Figure 4. IgA heterodimeric Fc variants retain binding to the FcαRI. (a) Surface plasmon resonance sensorgrams for wild-type IgA OAA (WT) (top, apparent K_D = 11 nM), IgA OAA FcαRI-KO 1x (middle, K_D = 273 nM), and heterodimeric IgA Fc (steric 6) OAA (bottom, apparent K_D = 23 nM) measured at FcαRI ligand density of 14 RU, fit using a 1:1 Langmuir model. (b) Dependence of apparent K_D of binding of IgA OAA variants to FcαRI on ligand density of FcαRI immobilized on the SPR sensor chip. Data for a wild-type IgA OAA, steric heterodimeric designs 6, 10, 11 as well as a single sided FcαRI-binding-deficient IgA Fc based on heterodimeric design 6 (IgA OAA FcαRI-KO 1x) is shown.
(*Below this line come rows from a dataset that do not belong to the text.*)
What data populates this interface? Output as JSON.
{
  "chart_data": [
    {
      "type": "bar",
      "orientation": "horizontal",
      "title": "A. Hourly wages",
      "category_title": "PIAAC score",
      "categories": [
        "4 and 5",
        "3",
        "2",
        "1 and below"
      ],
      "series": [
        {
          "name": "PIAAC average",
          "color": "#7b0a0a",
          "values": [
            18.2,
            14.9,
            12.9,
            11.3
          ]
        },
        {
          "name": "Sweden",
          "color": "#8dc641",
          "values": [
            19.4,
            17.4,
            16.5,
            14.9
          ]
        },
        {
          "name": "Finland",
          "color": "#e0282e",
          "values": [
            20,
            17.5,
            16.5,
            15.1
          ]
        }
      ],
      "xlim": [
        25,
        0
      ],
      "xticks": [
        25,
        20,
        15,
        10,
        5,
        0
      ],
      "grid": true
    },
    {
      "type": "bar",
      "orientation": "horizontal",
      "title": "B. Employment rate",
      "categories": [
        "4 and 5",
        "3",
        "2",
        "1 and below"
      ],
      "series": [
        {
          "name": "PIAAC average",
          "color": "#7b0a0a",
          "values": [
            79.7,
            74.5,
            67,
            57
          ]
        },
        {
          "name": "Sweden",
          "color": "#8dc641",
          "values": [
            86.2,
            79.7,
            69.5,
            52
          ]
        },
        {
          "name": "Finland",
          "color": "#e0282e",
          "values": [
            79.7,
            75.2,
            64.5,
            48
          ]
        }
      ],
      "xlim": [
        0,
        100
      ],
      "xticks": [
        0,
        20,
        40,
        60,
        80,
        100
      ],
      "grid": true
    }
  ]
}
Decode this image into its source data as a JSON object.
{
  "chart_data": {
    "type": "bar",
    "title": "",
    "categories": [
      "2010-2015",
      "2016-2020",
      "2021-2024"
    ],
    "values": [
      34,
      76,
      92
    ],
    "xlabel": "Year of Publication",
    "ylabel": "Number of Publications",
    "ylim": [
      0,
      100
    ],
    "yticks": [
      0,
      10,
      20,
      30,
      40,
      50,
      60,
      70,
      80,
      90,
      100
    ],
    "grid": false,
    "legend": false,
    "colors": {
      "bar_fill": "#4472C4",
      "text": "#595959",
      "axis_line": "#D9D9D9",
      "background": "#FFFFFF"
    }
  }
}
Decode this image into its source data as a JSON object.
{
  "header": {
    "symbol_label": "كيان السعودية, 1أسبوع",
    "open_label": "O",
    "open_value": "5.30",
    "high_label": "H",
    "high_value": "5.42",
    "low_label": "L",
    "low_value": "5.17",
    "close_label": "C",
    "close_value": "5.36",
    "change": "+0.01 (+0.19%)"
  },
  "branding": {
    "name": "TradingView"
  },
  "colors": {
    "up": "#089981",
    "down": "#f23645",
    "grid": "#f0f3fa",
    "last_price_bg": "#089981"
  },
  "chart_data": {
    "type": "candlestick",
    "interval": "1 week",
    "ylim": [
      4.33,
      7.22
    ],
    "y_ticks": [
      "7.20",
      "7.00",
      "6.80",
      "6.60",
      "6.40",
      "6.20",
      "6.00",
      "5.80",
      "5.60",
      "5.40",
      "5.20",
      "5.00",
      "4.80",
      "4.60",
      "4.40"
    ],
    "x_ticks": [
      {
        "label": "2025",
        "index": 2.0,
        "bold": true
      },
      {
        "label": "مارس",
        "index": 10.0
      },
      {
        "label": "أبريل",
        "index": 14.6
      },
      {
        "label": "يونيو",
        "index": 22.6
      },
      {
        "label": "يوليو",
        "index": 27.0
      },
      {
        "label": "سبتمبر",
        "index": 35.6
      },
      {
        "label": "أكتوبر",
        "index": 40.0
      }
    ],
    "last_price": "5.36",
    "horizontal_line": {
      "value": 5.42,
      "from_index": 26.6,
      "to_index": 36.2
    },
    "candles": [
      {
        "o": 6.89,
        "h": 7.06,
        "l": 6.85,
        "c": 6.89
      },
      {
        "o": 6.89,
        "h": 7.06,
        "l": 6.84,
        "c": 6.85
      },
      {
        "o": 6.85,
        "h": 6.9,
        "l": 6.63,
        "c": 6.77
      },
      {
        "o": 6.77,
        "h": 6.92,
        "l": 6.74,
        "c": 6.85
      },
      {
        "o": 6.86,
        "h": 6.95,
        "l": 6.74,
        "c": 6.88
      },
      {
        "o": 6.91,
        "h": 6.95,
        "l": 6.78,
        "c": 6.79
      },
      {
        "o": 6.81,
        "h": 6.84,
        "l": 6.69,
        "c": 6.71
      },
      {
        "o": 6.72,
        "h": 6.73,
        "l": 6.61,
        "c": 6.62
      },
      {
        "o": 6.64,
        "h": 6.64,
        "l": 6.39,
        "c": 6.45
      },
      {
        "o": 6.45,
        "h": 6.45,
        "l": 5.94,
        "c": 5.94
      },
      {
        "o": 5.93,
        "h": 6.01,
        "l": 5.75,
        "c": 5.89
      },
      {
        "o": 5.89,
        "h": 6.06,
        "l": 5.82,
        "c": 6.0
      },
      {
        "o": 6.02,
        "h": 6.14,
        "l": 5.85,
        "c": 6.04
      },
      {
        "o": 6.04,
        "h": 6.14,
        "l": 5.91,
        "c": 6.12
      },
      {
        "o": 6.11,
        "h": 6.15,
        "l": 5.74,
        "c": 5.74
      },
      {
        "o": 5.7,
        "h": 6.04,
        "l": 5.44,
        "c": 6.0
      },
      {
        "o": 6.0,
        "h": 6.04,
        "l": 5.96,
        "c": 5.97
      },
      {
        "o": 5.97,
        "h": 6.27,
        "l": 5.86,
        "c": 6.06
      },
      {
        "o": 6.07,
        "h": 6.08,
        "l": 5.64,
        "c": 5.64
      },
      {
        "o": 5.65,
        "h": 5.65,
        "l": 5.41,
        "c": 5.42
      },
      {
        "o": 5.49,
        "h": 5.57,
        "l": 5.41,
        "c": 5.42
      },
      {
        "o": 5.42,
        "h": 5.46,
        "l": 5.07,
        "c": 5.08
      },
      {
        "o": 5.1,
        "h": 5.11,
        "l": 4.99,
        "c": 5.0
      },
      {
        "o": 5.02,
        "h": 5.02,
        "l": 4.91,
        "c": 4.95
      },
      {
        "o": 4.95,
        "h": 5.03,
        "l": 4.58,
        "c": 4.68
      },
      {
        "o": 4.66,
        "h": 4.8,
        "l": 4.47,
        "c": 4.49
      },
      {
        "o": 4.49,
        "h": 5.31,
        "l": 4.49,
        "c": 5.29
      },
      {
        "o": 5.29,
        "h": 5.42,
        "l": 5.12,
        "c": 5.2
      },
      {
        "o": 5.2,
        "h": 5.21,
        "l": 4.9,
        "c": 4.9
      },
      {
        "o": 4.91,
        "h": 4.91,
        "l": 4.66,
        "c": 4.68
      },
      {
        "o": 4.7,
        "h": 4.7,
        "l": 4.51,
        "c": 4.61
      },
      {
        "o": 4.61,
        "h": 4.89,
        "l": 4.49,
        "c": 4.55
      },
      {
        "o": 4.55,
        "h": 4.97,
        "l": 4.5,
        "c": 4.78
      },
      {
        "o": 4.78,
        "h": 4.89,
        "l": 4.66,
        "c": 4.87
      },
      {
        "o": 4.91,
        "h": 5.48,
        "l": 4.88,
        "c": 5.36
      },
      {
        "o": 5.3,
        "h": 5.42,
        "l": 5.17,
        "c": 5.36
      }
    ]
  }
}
Figure 5. Applications of a heterodimeric IgA Fc in the development of IgA multispecifics and interrogation of IgA biology. The heterodimeric IgA Fc designs described herein (center) can be used for a variety of applications. These include engineering of an asymmetric IgA Fc, for example to introduce a FcRn-binding motif to increase the half-life of IgA while preserving binding to FcαRI (top left). A heterodimeric IgA can also be used to create multispecific therapeutics with a variety of formats, ranging from OAAs, bispecifics and biparatopics to multispecific multimers (top right) which can be used to target the mucosa when bound to the secretory compartment (bottom left). Heterodimeric IgAs can furthermore be used as a tool to interrogate fundamental questions surrounding IgA biology such as the effect of FcαRI binding valency on the activation of effector cells such as neutrophils (bottom right).